Mariachi de Humboldt is filling up Fulkerson Hall at 7:30 p.m. Tonight’s program is directed by Professor Jennifer Trowbridge and is priced as follows: $15 for general audience members, $5 for kiddies and free for CPH students with an I.D. This is surely some good fun for the last Sunday in autumn, the first night of Hanukkah and Gaudete Sunday.

Monday

If you missed Creative Sanctuary’s Yes Jesters! cabaret and supper show at Synapsis a couple of weeks ago, fear not, you can catch it again at the Arcata Playhouse tonight at 6:30 p.m. Hosted by James Zeller and Katie Belknap, this mildly ribald program of foolin’ shenanigans is a bright light for the beginning of a darkening week. Tickets are a sliding scale and start at $5, and everything seems negotiable there, so do not fret if the purse is light, the entertainment need not lack as well.

Tuesday

Shhh/Peaceful” from Miles Davis’ landmark record In a Silent Way is a good track for tonight.

Wednesday

I said what I did about nostalgia above, but that’s got nothing to do with repurposing goofy gems from the beforetimes for some campy fun. Retro kitsch is the stylish art of thrifting in defiance of the ready-to-wear bullshit of our present age of forgettable slop. If you make something bad enough, it will belong forever to the future.
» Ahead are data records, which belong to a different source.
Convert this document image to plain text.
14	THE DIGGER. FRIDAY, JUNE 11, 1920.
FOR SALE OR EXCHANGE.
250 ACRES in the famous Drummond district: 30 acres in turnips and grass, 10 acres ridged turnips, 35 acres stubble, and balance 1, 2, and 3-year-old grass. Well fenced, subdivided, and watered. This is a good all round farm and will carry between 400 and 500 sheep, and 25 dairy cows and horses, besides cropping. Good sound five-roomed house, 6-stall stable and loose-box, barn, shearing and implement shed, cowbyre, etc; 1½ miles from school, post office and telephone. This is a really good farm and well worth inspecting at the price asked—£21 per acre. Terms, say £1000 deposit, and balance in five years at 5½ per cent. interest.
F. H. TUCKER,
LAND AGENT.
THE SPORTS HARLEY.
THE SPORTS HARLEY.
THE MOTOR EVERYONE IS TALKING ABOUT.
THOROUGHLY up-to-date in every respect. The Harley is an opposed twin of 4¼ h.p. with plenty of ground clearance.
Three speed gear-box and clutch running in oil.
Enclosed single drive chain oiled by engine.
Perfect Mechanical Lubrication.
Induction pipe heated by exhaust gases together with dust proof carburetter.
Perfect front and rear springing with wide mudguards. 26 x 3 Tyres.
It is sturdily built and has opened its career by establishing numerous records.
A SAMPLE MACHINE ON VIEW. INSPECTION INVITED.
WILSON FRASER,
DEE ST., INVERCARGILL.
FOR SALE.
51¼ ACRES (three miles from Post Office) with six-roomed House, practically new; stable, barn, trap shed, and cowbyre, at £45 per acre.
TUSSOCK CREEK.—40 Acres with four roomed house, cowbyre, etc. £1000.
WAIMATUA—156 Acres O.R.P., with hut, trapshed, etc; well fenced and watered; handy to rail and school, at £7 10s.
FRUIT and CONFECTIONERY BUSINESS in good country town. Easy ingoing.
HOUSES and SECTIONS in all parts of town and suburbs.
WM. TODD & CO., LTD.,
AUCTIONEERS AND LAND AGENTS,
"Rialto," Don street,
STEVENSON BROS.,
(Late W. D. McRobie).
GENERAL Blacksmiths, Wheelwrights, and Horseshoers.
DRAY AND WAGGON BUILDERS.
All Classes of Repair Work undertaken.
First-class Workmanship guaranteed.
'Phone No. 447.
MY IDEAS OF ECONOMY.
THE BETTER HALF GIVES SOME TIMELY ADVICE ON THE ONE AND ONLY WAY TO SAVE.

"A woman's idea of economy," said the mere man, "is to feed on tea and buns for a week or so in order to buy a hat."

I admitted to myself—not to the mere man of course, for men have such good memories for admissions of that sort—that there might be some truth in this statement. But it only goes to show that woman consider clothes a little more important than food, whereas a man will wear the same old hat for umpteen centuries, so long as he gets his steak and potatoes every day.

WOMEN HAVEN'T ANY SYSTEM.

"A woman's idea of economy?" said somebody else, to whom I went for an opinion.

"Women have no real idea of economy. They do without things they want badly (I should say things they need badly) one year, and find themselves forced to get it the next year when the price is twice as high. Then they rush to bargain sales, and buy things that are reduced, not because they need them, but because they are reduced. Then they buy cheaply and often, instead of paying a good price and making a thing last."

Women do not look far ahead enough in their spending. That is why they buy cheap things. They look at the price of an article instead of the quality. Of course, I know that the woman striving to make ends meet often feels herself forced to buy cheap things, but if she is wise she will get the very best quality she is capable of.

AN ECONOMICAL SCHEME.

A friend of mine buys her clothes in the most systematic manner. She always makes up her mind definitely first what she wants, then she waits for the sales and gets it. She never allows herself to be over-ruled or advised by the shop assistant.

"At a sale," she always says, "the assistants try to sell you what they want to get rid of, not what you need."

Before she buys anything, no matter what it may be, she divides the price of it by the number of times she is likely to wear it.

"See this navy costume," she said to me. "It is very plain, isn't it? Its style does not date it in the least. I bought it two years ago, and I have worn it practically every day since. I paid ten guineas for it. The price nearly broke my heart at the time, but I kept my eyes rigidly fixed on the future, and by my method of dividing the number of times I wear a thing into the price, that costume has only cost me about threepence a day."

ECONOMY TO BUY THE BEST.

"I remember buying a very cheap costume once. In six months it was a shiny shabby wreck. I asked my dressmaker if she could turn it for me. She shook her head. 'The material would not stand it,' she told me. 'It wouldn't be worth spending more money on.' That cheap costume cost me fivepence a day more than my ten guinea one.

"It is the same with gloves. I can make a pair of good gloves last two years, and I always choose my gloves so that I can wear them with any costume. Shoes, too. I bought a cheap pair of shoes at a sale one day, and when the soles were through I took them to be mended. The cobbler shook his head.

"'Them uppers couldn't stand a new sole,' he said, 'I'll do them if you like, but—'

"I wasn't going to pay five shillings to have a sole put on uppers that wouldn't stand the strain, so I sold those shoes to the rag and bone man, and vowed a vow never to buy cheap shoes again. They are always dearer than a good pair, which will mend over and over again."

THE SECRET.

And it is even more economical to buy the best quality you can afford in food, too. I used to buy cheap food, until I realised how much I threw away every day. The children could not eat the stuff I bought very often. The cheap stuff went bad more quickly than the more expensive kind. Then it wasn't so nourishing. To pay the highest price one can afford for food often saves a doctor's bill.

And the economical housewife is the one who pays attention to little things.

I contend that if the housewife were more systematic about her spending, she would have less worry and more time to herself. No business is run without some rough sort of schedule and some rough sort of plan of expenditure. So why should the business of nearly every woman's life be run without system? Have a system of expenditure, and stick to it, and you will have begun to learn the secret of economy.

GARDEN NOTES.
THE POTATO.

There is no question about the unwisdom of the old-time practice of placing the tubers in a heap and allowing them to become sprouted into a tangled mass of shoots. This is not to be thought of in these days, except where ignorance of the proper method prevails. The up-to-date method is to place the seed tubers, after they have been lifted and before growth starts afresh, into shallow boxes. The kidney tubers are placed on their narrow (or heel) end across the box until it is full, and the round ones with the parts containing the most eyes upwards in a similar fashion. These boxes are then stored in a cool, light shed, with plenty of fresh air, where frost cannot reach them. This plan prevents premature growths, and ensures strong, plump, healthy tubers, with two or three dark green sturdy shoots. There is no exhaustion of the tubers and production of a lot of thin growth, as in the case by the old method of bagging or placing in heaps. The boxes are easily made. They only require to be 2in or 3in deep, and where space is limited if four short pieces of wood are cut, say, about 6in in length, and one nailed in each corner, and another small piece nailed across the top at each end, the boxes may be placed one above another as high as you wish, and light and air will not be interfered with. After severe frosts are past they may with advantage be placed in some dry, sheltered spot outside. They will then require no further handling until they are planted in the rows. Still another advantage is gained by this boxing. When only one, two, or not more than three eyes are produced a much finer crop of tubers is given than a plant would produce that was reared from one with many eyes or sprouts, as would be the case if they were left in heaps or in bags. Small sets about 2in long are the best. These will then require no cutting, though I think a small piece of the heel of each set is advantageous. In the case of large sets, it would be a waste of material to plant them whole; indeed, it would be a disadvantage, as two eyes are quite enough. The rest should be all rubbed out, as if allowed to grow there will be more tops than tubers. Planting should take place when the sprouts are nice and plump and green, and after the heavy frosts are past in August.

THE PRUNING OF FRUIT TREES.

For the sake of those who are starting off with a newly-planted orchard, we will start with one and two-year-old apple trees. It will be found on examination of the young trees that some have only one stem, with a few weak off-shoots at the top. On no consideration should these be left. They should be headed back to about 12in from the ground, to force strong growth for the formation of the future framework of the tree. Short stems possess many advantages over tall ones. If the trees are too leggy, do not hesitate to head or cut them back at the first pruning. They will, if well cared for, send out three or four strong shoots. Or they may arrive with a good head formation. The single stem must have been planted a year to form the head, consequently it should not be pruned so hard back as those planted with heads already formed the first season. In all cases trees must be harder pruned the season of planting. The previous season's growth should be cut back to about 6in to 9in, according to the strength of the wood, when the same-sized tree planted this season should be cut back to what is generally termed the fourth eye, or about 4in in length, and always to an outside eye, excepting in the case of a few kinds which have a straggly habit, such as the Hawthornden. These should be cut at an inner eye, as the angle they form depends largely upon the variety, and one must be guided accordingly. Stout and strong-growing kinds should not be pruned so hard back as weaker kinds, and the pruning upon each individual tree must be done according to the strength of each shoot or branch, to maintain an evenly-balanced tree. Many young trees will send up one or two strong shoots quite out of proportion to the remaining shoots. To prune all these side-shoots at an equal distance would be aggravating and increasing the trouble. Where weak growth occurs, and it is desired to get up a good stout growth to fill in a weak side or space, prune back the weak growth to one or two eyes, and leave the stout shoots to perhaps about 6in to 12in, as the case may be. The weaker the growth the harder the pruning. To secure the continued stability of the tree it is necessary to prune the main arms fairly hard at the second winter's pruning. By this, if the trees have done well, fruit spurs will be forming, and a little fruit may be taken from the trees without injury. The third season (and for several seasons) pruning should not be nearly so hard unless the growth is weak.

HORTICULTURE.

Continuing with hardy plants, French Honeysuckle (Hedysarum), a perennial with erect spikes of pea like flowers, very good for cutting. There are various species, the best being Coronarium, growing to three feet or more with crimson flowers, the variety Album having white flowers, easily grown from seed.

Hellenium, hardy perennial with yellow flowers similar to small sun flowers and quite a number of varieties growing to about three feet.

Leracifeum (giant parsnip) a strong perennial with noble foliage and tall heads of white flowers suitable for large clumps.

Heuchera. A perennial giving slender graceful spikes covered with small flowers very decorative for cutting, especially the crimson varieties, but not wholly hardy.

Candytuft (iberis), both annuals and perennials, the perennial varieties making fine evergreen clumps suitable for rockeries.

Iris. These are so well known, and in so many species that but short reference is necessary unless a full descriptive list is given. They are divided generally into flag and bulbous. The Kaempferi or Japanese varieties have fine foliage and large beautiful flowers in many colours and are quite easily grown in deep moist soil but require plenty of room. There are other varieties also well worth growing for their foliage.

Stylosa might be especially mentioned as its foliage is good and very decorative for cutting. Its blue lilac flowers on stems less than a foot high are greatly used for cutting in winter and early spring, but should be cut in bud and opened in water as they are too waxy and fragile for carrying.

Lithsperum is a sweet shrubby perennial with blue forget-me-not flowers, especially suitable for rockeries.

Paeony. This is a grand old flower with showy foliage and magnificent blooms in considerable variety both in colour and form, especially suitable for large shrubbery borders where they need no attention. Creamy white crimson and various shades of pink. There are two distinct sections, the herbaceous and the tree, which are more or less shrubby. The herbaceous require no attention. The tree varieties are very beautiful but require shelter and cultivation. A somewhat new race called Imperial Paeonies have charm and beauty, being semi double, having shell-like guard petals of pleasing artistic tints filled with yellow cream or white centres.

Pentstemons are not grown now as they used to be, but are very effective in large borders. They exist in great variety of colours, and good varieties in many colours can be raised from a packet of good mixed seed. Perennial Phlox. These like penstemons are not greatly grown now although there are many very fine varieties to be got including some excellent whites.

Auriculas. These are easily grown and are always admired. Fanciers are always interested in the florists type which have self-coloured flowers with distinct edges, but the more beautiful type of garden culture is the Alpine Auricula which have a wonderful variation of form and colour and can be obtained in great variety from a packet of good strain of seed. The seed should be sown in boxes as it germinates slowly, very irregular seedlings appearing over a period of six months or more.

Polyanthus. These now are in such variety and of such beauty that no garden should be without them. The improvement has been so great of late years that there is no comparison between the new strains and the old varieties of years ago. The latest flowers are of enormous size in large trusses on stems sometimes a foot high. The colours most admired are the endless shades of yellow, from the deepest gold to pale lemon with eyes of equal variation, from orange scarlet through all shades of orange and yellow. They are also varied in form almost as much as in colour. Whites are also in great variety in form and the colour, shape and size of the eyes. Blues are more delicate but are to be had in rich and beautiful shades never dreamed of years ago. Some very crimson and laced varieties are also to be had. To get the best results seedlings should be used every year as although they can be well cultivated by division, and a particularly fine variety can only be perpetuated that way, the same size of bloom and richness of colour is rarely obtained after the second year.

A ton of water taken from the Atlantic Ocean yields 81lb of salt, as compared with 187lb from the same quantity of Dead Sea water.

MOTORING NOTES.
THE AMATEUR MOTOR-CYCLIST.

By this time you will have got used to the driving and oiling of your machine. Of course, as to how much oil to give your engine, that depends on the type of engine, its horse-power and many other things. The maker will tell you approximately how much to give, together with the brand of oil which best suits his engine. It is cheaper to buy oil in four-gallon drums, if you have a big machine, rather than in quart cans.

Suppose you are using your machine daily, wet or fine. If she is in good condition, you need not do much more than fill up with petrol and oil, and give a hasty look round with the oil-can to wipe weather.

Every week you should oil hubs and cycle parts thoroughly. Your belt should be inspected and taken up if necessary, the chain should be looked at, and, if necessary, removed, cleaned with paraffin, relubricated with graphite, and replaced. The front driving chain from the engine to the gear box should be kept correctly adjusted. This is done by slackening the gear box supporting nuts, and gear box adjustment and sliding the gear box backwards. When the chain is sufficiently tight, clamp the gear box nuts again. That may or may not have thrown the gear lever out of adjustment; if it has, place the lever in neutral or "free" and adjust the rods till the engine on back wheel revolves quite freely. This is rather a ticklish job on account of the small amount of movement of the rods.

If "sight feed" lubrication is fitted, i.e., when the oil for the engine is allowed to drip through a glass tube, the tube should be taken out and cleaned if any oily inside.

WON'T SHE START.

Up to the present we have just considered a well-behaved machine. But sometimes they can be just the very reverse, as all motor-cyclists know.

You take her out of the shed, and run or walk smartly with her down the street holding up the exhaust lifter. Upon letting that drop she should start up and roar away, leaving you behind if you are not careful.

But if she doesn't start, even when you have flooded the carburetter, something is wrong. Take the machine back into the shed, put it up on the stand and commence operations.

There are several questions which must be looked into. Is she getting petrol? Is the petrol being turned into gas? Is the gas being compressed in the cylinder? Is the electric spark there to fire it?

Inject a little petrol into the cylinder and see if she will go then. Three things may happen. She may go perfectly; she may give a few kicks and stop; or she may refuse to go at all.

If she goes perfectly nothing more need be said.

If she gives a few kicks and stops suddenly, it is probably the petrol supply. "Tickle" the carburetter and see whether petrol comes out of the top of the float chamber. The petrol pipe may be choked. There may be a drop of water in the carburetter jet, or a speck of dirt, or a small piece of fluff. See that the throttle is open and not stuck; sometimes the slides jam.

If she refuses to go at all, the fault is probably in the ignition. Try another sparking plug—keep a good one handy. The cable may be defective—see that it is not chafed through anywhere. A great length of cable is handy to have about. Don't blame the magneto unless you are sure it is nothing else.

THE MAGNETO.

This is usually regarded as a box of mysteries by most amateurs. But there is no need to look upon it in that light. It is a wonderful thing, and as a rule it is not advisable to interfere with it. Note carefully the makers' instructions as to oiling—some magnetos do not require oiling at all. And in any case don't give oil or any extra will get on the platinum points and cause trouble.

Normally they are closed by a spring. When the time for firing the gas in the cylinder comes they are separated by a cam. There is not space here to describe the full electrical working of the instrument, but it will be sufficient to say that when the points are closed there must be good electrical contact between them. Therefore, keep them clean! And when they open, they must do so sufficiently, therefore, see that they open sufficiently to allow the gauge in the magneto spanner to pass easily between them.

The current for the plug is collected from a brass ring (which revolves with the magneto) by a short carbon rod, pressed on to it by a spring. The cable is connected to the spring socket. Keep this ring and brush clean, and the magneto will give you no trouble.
Just ask Ed Wood, if you ever make it to the chintzy afterlife of the tragically bad. Or Al Hirt, for that matter, the mid-century pop trumpeter from New Orleans who scored a blaring, treble-driven hit with “Hooray for Santa Claus,” the credits song for the atrociously watchable 1964 film Santa Claus Conquers the Martians. You can catch a big screen showing of this stinker at the Arcata Theatre Lounge tonight. Same drill as ever: Roll in between 6 and 7 p.m. with $6 in hand or $10 if you want to leave with a poster.

Collin Yeo (he/him) “beat(s) on, boats against the current, borne ceaselessly into the past,” but he doesn’t have to like it.